JSR168 Portlet related

2017/02/12 iteye
  1. portlet request divide  into action request and render request   Render parameters allow the portlet to store its navigational state. Render parameters stay the same for subsequent render requests and only change when the portlet receives a new action. This enables bookmarkability and solves the browser back button problem.

  2. portlet request:  a call from from the client (portal server) to process some information or render some markup.  A portlet request is received and managed by a portlet container. The portlet container executes the targeted portlet to process the request.  There are two things that distinguish portlet requests from typical http (web requests):  the client sending the portlet request is a portal application not an end user (browser) and multiple (two) requests are sent to submit data and render a markup response.  

  3. portlet request scope:  the duration of a request processed by the portlet container.  Because portlets separate action processing and rendering in two distinct requests, client state stored in the request scope does not carry forward from a portlet's action to its render.  

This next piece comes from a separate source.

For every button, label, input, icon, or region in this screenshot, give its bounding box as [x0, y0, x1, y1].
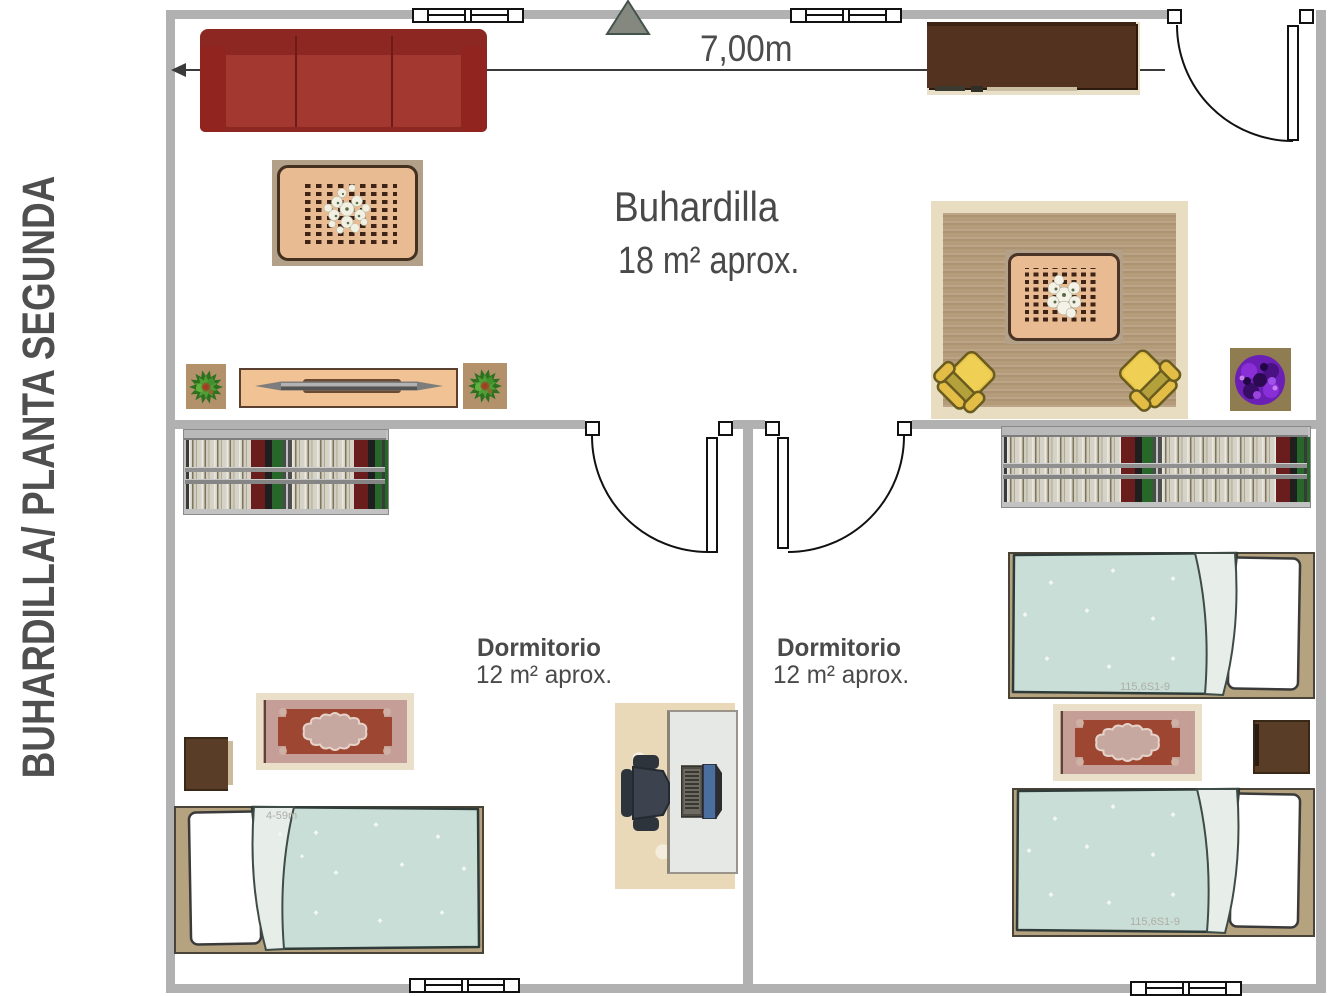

  4. JSF Bridge As Faces executes in the context of an underlying container its request scope is restricted by that provided by the container.  However, the Faces model is based on the servlet model and hence expects a single request for processing both user interactions and rendering.  Because this isn't the behavior in a portlet container, Faces does not execute properly if the Faces application depends on request scoped data established during action processing and referenced during rendering.     the bridge preserves data stored at request scope so that it can be restored on subsequent render requests.  I.e. where in a regular portlet environment, each action and render request processing starts with an empty data set in its request scope and any data added to this scope during processing is destroyed when the request completes, the bridge preserves this state and restores it into the request scope on subsequent render requests.